Despite issues like these, there are many actions that can be taken to prevent further harm to the coral reefs.

“We can’t just dump toxic and chemical wastes in waterways and expect them to go away,” said Kenny Huston, a junior at Vista del Lago and a student in the AP Environmental Science class.

Pollution caused by human actions is a large factor that plays into the health of not only coral reefs but the ocean as well. In the ocean, there are about 5.25 trillion pieces of plastic sediment. With this data, there is about four million plastic microfiber litter per square kilometer in the ocean. Coral will ingest plastic at the same rate they will ingest their regular sources as food, such as zooplankton. By consuming the indigestible plastic, coral will slowly starve itself by filling their digestive tract with plastic, not being able to ingest or digest more food.

This decline in the health of coral reefs doesn’t only affect the health of the reef itself, but the habitat for millions of marine species and many global economies that rely on this underwater world. Some one billion people in Asia alone rely on the fish from coral reefs for food. Without reefs, regions like eastern Asia will take a major blow to their economy and food supply. Jobs would be lost and poverty would increase tremendously, as well as hunger.
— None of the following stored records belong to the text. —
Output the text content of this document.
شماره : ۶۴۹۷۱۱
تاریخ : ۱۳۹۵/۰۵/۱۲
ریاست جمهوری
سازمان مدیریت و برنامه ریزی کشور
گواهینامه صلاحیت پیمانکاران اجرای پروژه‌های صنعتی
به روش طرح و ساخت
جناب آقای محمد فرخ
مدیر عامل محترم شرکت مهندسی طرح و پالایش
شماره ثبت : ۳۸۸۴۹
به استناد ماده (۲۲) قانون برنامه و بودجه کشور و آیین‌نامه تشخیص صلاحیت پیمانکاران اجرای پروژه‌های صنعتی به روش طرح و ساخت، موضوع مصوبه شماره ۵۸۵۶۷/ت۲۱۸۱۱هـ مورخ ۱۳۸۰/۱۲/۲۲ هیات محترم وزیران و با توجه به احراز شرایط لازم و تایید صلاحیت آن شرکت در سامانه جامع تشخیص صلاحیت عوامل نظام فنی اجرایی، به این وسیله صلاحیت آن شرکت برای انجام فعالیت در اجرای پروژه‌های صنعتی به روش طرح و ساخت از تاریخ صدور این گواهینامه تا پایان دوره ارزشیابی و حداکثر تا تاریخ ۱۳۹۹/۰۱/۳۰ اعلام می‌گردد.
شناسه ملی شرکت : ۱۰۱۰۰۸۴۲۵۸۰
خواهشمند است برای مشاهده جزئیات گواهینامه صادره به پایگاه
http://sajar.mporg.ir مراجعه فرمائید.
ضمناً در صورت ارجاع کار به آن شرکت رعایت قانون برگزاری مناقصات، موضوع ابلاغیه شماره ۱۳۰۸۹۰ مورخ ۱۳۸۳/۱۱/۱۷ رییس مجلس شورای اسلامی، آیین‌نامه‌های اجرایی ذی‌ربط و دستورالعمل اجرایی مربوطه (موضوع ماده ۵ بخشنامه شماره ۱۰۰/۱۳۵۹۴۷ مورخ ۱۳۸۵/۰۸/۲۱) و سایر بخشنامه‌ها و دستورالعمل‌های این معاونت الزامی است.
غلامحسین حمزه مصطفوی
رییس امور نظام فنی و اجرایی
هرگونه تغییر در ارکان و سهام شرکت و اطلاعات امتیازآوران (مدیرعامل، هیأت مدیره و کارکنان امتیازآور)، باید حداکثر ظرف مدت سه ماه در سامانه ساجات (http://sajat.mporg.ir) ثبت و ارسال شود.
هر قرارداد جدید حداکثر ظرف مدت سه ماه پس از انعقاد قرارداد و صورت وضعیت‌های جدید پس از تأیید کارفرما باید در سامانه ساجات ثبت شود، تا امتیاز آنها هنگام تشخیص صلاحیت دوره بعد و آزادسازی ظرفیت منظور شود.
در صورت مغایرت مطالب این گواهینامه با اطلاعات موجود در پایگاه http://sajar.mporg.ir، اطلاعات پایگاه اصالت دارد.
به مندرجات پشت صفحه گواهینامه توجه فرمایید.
“Because fisheries play such a big role in economies globally, the decline of coral reefs could be directly impacting that,” said Kimberly Moore, AP Environmental Science teacher. “Because the coral reefs are the start of a lot of food chains in ocean habitats, if those areas start to collapse we could see a collapse of food chains which ultimately drives the fishery production and economies in those areas.”

The roles that coral reefs play in this world go beyond the ocean. In addition to providing habitats for fish and marine life, reefs provide food and economies for many parts of the world. The loss of these reefs means the removal of an essential part of the world’s industry.

“We should all be very scared in the decline of coral reefs and trying to figure out how to protect them,” said Moore.

With the health of reefs worldwide on a decline, it is essential to take note of their importance in not only the ocean but in human affairs too. It is up to the choices we make about where we put our trash and how we treat the environment every day to maintain the health and wellbeing of coral reefs, or we will continue to see greater consequences in our future.